Пожар Москвы - Иван Лукаш
Шрифт:
Интервал:
Закладка:
Две бессонных недели ждал гренадер императора, а на третью, к свету, вернулся с дворцового караула и лег на койку во всей амуниции.
Весь трясясь, поднялся он на койке и в голос вскричал заупокойный псалом. К самому свету заспанный лекарь в шлафроке, молодой дерптский немец, перешел казарменный двор. Гренадеры теснились к стене и слушали, как колотится старый капрал, выкликая псалтирные слова.
– Тут не церква, казерн, – хмуро сказал немец. – Взять отсюда солдата: он помешанный.

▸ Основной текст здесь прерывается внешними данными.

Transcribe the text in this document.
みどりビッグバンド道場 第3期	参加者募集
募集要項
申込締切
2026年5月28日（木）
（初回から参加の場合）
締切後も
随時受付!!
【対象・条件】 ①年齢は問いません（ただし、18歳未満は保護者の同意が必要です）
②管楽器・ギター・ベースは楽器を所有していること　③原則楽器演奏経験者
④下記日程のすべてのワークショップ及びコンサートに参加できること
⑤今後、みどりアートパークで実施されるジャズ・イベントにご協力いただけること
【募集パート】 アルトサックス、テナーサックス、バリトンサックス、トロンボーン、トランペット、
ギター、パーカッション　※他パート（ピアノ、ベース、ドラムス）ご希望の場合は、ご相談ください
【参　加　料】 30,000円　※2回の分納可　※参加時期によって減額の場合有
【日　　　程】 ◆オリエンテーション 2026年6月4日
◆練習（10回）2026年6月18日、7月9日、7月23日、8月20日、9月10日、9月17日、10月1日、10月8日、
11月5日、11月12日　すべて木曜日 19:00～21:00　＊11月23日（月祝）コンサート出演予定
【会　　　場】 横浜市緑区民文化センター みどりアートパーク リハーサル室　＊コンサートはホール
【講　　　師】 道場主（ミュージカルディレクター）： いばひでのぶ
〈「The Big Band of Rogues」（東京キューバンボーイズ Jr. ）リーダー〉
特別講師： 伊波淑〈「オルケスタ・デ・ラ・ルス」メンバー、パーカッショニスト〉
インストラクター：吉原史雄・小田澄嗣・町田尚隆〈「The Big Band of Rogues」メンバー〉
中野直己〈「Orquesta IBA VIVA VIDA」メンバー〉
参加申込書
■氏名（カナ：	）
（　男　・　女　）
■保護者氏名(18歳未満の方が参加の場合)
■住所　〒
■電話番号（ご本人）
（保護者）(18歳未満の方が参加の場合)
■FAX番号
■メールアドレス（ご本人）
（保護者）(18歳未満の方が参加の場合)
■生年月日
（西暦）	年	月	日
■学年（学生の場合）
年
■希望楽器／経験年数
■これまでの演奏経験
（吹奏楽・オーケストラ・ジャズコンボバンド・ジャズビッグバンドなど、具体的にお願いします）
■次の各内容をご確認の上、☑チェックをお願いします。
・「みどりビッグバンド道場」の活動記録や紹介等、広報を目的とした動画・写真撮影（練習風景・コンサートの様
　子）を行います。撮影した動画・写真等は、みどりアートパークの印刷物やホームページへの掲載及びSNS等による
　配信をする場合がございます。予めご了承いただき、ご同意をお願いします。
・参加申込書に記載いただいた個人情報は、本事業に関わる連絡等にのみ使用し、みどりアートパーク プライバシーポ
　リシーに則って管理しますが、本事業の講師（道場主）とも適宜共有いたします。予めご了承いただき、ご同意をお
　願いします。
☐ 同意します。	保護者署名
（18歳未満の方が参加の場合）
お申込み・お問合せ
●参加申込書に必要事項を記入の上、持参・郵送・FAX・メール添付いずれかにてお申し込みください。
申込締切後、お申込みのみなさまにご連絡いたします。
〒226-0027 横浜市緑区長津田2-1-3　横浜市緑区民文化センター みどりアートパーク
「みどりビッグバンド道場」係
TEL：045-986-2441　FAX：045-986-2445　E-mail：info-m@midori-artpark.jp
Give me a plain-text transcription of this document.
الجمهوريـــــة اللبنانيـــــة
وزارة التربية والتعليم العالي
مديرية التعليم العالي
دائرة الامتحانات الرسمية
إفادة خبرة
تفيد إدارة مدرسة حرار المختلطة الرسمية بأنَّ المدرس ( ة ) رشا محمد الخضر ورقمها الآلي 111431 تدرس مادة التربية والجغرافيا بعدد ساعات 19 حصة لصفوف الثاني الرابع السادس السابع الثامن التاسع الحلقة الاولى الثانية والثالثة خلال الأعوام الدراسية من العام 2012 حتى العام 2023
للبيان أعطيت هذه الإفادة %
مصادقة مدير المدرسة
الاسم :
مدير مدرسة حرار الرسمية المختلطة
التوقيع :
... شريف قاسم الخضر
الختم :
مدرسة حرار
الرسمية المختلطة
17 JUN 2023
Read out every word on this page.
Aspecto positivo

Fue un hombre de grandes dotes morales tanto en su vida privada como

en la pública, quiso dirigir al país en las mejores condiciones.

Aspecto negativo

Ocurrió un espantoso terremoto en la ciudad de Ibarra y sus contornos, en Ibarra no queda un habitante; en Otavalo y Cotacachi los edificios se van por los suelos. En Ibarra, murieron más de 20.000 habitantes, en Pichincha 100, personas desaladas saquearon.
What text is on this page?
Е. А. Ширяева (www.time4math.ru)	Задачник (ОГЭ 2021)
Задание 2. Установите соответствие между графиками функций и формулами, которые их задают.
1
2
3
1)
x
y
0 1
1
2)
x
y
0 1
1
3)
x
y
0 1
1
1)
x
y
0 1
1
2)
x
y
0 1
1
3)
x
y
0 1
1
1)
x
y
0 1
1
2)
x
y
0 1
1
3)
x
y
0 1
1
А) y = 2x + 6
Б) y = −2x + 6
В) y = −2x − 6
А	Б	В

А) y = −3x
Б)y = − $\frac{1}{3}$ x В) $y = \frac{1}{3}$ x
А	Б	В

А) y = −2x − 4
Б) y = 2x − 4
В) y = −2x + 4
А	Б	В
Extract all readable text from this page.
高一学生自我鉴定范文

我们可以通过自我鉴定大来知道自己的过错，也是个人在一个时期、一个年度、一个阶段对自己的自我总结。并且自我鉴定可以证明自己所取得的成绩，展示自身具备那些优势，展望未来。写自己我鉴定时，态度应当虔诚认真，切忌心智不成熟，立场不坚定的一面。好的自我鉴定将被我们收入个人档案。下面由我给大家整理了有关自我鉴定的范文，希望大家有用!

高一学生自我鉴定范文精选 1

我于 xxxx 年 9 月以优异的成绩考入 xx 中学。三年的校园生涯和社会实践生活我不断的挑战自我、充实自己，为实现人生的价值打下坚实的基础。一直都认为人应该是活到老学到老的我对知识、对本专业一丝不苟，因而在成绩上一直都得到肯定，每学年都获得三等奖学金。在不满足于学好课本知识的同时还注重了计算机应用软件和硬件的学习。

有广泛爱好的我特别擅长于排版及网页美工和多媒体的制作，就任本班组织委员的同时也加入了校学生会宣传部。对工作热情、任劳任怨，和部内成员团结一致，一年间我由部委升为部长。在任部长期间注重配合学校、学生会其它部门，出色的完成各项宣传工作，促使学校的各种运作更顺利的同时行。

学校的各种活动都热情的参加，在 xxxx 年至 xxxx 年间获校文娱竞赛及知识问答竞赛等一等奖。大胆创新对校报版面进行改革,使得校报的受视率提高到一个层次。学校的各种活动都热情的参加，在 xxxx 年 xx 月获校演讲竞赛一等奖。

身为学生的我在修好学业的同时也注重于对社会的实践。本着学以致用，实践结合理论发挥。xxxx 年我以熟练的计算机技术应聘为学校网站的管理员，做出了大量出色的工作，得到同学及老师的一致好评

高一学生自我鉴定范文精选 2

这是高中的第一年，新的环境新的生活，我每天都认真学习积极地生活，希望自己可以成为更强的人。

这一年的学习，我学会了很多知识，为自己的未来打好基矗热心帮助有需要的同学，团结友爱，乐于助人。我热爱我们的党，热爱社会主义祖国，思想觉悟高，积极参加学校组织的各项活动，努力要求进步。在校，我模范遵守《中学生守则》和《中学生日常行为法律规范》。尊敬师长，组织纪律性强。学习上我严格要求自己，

Босые гренадеры мягко ступили к Африкану. Стягивают с него зеленый мундир, и медные донаты, и парадную сумку с пылающими гранатами, закутывают его тощее тело в солдатскую робу. Лекарь тронул старика за плечо:
– Ну, дядя, пойдем.
В холщовых подштанниках, как костлявый мертвец, тогда прыгнул с койки капрал, ударил в грудь сухими горстями:
– Братцы, спасите, родимые… Осударя Павла Петровича, братцы, спасите… У-убивцы…
Выхватил из стойки кремневое ружье.
– Окаянные, сгинь – штыком заколю.
И заругался по-матерному. Босые гренадеры, как кошки, кинулись на него со спины, навалились. Старого капрала связали.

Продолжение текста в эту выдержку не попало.